Pasada la cocina había un salón de juego. Los tubos halógenos ardían por encima del humo, y en el aire flotaba punzante el ácido olor de la cerveza. El techo era bajo y el suelo estaba frío, pero eso al parecer no incomodaba a nadie. Había una atmósfera de calma, como en un fumadero de opio donde los clientes fueran ya por la tercera pipa.

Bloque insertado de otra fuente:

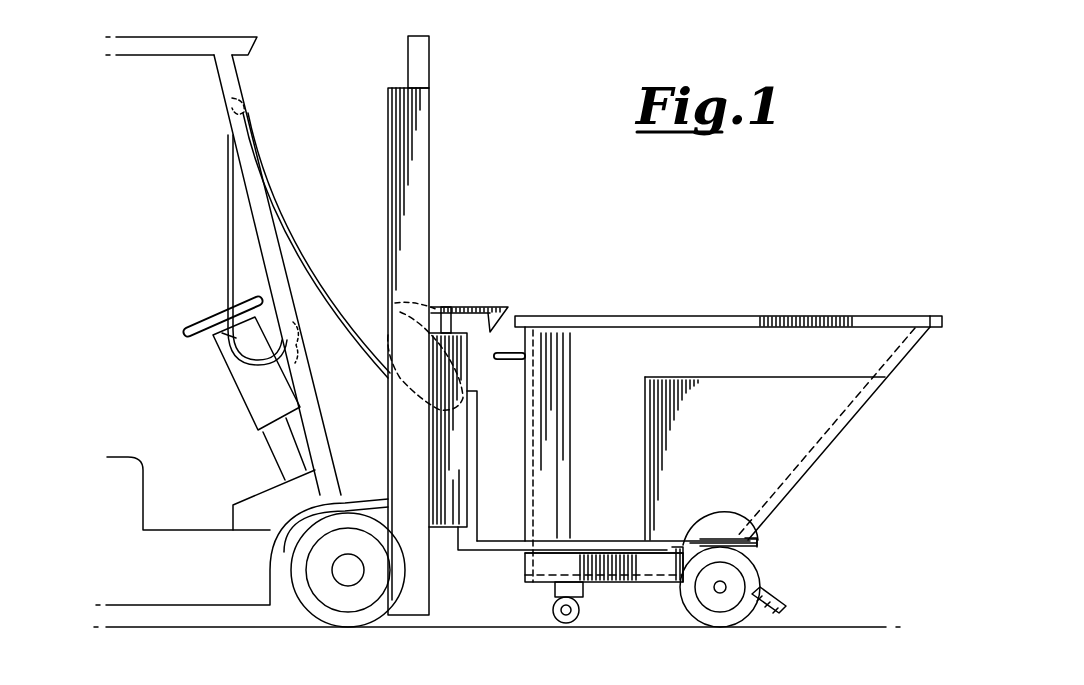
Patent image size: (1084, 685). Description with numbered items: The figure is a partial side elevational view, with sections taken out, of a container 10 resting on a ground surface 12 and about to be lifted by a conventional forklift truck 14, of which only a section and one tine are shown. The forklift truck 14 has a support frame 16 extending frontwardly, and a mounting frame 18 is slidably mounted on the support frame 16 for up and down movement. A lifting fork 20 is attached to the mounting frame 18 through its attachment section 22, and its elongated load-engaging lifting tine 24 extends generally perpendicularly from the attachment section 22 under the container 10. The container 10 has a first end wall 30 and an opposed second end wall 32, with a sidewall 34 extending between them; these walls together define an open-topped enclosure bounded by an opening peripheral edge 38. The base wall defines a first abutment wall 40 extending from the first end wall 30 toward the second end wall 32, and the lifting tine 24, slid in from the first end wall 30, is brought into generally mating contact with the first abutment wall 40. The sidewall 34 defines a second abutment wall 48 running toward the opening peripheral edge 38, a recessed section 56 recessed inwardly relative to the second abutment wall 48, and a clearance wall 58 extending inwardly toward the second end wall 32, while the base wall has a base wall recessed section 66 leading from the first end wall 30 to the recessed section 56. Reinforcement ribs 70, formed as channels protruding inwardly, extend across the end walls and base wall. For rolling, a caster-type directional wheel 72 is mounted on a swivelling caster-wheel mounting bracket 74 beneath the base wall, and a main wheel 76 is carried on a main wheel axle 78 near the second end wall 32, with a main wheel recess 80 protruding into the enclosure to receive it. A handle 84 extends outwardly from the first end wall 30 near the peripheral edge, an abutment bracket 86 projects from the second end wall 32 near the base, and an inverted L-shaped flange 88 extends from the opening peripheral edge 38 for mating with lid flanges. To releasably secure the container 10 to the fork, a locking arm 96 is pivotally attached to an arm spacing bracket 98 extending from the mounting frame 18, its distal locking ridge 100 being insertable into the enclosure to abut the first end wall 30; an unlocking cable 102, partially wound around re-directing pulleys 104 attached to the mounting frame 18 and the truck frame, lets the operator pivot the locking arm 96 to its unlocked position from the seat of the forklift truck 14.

The container 10 is at (714, 410).
The ground surface 12 is at (856, 625).
The forklift truck 14 is at (302, 104).
The support frame 16 is at (470, 148).
The mounting frame 18 is at (465, 374).
The lifting fork 20 is at (486, 568).
The attachment section 22 is at (477, 440).
The lifting tine 24 is at (720, 514).
The first end wall 30 is at (527, 500).
The second end wall 32 is at (902, 358).
The sidewall 34 is at (668, 348).
The opening peripheral edge 38 is at (833, 316).
The first abutment wall 40 is at (628, 548).
The second abutment wall 48 is at (655, 468).
The recessed section 56 is at (815, 418).
The clearance wall 58 is at (836, 386).
The base wall recessed section 66 is at (540, 575).
The reinforcement rib 70 is at (832, 448).
The directional wheel 72 is at (548, 568).
The caster-wheel mounting bracket 74 is at (574, 602).
The main wheel 76 is at (761, 583).
The main wheel axle 78 is at (706, 598).
The main wheel recess 80 is at (759, 545).
The handle 84 is at (520, 352).
The abutment bracket 86 is at (788, 608).
The inverted L-shaped flange 88 is at (904, 320).
The locking arm 96 is at (450, 312).
The arm spacing bracket 98 is at (440, 320).
The locking ridge 100 is at (498, 309).
The unlocking cable 102 is at (290, 200).
The re-directing pulley 104 is at (233, 105).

El juego era el opio de aquella gente. De día podían dedicarse a cualesquiera ocupaciones: podían ser maestros de escuela, o bien opulentos funcionarios. Uno podía encontrarse allí a una dulce abuelita con dentadura postiza o a un padre que no permitía a sus hijos la menor brizna de libertad. Algunos probablemente habían mentido, diciendo que iban a visitar a unos vecinos o a reunirse con unos amigos. Algunos no habían logrado eludir los reproches de la esposa histérica o del iracundo marido, y se sentaban a sus mesas descorazonados y avergonzados. Pero eran más frecuentes las expresiones de liberación y alivio: aquéllos eran los viajeros que estaban a miles de kilómetros de sus casas.